Однажды, в девятины, она разбудила меня, окликнув. Каждое утро она будила меня, едва коснувшись кончиками пальцев или губами, молча. Но тогда она сказала мне:
— Хочешь увидеть меня без татуажа?
Ответил, что не хочу, что она мне нравится с татуажем. Рисунок был нанесен хной — краской, изготовляемой из растения, которое, согласно Корану, произрастает в райских кущах, среди пальмоподобных ладоней, пальцев. Узоры на ее руках — восхитительная геометрия, словно точная карта идеального города. Мне нравилось неспешно, кропотливо теряться в закоулках этой карты ее тела.
И татуаж тем более казался подобием кожаных одеяний, под которыми скрывалась, оставаясь незримой, нагота. Это было всего лишь пересечение линий, простых, незамысловатых линий, но их узор порождал вокруг нее сакральную ауру, священную сферу, где она была и новоявленной юной богиней, и моей многоопытной жрицей.

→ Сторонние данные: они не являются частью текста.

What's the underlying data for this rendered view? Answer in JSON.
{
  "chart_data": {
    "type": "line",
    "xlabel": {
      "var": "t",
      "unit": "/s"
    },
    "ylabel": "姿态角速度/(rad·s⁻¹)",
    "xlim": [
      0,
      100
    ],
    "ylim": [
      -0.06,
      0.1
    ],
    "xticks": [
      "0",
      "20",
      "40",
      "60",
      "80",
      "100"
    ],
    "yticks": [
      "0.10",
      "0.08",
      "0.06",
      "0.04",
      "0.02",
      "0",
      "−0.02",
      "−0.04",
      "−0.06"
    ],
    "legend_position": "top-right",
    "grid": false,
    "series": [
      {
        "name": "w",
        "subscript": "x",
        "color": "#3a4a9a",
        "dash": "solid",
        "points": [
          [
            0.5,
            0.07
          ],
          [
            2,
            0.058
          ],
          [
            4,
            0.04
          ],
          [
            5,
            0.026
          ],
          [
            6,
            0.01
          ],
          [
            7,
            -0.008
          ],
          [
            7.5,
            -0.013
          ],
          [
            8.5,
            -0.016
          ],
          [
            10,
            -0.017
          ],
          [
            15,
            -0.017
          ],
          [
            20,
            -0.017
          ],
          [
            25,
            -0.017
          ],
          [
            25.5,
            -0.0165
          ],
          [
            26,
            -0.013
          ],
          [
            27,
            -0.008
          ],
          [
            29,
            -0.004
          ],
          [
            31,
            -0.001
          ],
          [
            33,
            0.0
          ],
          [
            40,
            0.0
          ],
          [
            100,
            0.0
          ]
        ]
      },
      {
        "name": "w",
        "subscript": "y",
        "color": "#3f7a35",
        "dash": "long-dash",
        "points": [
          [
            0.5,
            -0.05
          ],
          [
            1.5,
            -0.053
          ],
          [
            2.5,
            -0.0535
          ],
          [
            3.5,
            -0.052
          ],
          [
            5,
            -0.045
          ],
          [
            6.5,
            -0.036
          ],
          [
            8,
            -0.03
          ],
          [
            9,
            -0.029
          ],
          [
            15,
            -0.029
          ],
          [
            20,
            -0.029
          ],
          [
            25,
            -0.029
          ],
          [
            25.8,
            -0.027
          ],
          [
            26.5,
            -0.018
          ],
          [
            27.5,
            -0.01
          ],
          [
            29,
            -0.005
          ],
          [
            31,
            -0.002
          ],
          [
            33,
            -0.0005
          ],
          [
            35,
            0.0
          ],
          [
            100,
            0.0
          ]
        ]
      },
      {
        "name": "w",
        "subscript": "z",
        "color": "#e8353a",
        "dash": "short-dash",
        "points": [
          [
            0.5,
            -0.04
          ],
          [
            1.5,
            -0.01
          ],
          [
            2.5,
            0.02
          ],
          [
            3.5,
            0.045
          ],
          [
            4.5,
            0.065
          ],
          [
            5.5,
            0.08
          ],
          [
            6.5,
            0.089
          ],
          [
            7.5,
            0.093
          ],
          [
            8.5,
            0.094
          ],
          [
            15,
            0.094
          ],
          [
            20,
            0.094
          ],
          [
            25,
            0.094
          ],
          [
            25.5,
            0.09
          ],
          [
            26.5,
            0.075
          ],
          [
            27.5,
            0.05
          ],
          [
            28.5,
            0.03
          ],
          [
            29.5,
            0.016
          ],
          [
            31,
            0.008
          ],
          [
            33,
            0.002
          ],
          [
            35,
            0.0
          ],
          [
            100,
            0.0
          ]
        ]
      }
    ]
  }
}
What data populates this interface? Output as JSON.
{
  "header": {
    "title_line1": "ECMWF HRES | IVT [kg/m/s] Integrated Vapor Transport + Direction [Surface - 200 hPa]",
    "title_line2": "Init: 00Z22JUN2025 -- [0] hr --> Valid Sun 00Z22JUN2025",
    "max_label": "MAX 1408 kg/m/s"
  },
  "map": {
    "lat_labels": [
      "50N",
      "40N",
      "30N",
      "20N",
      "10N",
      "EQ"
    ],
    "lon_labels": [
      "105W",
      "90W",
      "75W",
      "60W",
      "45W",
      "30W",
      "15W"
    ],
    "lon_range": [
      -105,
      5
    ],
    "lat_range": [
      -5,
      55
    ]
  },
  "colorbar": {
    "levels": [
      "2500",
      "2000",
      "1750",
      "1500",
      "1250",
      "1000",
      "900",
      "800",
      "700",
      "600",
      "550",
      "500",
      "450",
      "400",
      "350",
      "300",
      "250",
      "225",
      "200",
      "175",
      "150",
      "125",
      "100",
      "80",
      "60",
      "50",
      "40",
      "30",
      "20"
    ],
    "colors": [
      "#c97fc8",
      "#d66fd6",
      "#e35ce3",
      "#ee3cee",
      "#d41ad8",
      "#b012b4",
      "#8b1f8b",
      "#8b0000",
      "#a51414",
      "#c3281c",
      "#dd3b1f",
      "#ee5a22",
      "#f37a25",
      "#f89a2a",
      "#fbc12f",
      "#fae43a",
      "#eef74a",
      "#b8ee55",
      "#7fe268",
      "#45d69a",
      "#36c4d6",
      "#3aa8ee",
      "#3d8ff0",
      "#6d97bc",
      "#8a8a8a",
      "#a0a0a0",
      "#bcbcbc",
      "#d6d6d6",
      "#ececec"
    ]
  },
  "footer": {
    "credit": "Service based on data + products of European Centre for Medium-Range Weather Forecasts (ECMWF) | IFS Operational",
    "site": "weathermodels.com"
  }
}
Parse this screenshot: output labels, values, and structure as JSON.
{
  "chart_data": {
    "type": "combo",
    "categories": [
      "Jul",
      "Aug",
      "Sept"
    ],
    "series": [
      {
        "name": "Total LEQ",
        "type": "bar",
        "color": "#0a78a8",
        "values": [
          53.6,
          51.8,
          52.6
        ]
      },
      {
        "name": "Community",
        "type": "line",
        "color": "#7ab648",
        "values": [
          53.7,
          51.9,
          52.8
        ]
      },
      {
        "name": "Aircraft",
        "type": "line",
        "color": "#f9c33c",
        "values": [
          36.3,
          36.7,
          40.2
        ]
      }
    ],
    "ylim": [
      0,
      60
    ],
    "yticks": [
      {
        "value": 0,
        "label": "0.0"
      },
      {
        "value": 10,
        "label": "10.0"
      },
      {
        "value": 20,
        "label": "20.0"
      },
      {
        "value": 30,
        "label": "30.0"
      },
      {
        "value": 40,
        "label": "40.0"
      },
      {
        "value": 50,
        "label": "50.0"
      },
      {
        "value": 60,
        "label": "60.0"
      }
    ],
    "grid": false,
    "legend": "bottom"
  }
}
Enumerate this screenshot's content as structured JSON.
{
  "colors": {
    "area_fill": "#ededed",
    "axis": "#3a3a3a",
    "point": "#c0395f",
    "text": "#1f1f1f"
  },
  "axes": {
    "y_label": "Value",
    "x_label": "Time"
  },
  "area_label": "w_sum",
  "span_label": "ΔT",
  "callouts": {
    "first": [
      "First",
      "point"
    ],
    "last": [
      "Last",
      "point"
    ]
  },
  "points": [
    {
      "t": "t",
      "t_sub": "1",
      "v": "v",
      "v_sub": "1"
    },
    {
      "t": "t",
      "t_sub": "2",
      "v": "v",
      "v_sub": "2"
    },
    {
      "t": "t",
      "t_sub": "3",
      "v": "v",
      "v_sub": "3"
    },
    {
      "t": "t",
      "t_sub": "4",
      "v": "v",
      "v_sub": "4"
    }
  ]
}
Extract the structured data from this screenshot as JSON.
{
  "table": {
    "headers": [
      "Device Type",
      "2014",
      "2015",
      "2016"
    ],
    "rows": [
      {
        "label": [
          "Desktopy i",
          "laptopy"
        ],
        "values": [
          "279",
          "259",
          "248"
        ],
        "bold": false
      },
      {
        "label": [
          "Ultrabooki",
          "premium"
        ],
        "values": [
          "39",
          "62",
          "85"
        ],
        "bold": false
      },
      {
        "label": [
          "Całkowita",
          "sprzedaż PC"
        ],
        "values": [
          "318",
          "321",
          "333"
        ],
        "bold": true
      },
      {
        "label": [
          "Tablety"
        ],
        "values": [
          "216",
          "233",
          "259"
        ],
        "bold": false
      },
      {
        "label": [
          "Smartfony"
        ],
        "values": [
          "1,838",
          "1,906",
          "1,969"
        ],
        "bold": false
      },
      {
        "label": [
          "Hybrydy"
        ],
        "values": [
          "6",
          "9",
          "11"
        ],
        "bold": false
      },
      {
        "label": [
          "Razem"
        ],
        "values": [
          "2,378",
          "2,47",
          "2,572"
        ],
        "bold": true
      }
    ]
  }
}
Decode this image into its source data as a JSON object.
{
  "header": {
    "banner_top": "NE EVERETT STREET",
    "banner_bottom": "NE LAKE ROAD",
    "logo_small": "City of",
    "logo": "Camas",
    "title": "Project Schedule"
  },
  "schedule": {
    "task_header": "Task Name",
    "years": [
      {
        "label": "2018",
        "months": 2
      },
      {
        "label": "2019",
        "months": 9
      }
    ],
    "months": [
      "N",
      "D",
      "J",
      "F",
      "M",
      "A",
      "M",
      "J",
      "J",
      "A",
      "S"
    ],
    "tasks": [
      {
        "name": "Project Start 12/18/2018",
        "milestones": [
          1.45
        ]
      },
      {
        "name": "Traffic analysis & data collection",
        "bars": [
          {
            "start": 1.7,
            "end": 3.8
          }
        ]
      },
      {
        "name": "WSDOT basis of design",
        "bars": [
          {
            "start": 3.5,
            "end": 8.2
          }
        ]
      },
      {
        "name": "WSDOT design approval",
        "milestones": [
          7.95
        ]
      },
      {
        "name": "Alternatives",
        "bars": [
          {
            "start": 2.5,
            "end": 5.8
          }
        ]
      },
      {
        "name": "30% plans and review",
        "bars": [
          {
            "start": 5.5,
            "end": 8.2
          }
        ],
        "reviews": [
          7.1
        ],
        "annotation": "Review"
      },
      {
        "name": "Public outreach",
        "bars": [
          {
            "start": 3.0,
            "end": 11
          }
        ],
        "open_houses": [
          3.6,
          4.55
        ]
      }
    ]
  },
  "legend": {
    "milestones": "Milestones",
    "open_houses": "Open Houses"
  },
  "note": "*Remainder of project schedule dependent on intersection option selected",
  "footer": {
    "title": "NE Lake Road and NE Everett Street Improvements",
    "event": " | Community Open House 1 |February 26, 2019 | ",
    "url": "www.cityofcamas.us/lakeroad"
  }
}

Будто не слыша меня, она продолжала разыскивать, что же еще готова мне показать. Из глубин дощатого сундука, чьи доски когда-то были благоуханным деревом, которое в Могадоре называют туя, из сундука, покрытого искусным маркетри, она извлекла сверток великолепнейшей материи. Внутри с величайшей предосторожностью хранилась фотография. Казалось, та была очень старой, но безупречно сохранилась в еще более древней рамке. На ней она — нагая, и словно фото сделано лишь мгновение назад. На голове повязка белоснежной ткани с вытканными на ней цветами. Ткань не раз я видел над ее кроватью и, бывало, держал в руках. А иногда она меня ласкала бахромой, кистями этой ткани.